Step 2b, take the $910,000 USDC from market selling the 45,000 tokens in step 2a and deposit back into AAVE, then borrow 36,000 BAL and sell on the market for $725,000.
Step 2c, take the $725,000,000 USDC from market selling the 36,000 tokens in step 2c and deposit back into AAVE, then borrow 21,500 BAL and sell on the market for $550,000, this is not the max loan amount that can be taken, $185,000 credit is still able to be borrowed.
Step 2d, take the $545,000 and deposit to AAVE, the treasury has $630,000 of credit that can be delegated to the grants DAO. The treasury has 102,500 tokens BAL deposited in AAVE and a debt of 102,500 BAL, with $4,200,000 of USDC deposited, a completely delta neutral position, and the Grants DAO can draw a $630,000 and the treasury will not be liquidated even if the price drops all the way to $1.
Key points: With this method the grantsDAO can issue a grant priced in USD with 100% certainty that no matter how far the market falls it can keep its promise, the treasury does not sell its own BAL tokens directly triggering a potentially taxable event. Also keep in mind that 102,500 tokens will not be allocated to the grants DAO directly, this is the amount required for the Treasury to hedge risk and protect itself from liquidation if a black swan event sends the price to $1.
hi @alexclarkbarry :
In step one, you calculated the selling of 45K BAL for 910,000USDC instead of 1,150,000USDC.
Same as in step two (selling 36K BAL for 725,000usdc instead of 915,000USDC). The difference is around 420,000USD. Did I miss something?
Apart from this detail, a transaction involving the deposit and loan of 102,000BAL would incur a net underlying interest (APY-compounded) of 14% (variable). The cost of this operation at a constant BAL price would mean paying $200,000 semiannual in interest on the BAL token only, to which USDC interest should be added (a variable interest I suppose, which would bring considerations regarding risk management - fixed we are at over 10%).

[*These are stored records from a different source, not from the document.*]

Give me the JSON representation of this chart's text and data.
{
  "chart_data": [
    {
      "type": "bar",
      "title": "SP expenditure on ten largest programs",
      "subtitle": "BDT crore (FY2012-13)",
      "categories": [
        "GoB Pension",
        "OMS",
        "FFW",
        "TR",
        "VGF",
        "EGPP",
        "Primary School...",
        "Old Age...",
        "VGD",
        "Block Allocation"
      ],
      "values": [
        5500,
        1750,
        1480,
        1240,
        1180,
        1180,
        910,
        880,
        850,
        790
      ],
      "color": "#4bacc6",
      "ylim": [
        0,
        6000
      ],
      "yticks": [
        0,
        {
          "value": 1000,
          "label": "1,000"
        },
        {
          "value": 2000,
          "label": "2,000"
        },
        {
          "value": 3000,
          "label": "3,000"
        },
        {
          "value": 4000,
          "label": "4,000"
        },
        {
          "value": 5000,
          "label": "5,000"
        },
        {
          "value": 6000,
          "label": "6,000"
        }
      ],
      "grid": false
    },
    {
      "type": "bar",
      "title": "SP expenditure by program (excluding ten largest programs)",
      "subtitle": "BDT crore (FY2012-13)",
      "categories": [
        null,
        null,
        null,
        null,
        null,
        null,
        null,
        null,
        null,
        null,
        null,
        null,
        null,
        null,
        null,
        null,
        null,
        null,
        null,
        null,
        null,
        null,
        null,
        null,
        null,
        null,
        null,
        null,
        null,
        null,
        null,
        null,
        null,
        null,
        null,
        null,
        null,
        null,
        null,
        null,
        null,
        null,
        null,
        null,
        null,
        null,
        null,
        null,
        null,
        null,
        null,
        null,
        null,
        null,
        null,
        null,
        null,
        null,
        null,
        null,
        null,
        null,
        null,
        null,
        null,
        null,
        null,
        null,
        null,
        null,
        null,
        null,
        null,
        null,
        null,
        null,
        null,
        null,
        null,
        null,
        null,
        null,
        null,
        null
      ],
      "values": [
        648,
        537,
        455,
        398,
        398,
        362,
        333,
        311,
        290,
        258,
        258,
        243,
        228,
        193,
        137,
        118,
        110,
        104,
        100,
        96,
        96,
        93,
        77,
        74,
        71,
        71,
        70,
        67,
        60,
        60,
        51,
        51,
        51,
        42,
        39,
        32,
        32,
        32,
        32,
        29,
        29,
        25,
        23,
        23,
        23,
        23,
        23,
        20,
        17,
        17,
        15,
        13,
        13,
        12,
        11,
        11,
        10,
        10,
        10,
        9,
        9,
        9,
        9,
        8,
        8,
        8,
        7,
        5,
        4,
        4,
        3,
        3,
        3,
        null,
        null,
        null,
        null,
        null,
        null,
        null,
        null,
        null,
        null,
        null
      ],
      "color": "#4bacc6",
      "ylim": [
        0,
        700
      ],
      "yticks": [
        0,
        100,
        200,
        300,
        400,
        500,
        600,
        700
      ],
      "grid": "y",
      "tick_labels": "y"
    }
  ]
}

I think we should vote on this proposal already. It was very well thought through and will add great value to Balancer Protocol.
There doesn’t seem to be consensus on any specific changes. It’s normal for some people to have different suggestions but I haven’t seen anything being brought up that was a no-brainer that everyone agreed on and should be changed.
We need to start giving grants to projects willing to build cool stuff on V2 soon. Two concrete examples IMO are PowerPool and Indexed Finance. I’d bet there are a lot more waiting on the sidelines that are watching and waiting for a precedent before they also apply for a grant.
Is there anything blocking this proposal to be brought to snapshot this weekend?
Just for those that didn’t see it, the vote is on snapshot Snapshot
Here is another option that is worth checking out to boost Balancer DAO.
Nice read from a DAO unrelated to UMA.
It is written about one of UMA’s new DAO treasury diversification tools, the Range token. Everyone here knows Im big on UMA as well as BAL. I would be doing a disservice if I did not mention an interest-free, no possibility of liquidation, loan specifically for DAO’s.
They seem to be transforming and etching out a DAO over there and now developing tools for DAO’s . Seen a lot of interest lately. Plus, UMA is doing AMA’S with a bunch of DAO’s on their Youtube channel and it sounds like everyone is taking advantage of it.
I heard interest-free…lol.
Just wanted to share an alt idea I’ve heard a lot about and could be a winner.
Coming out with some ways to reward LP’s on Polygon so that should be something to check out when it gets here too.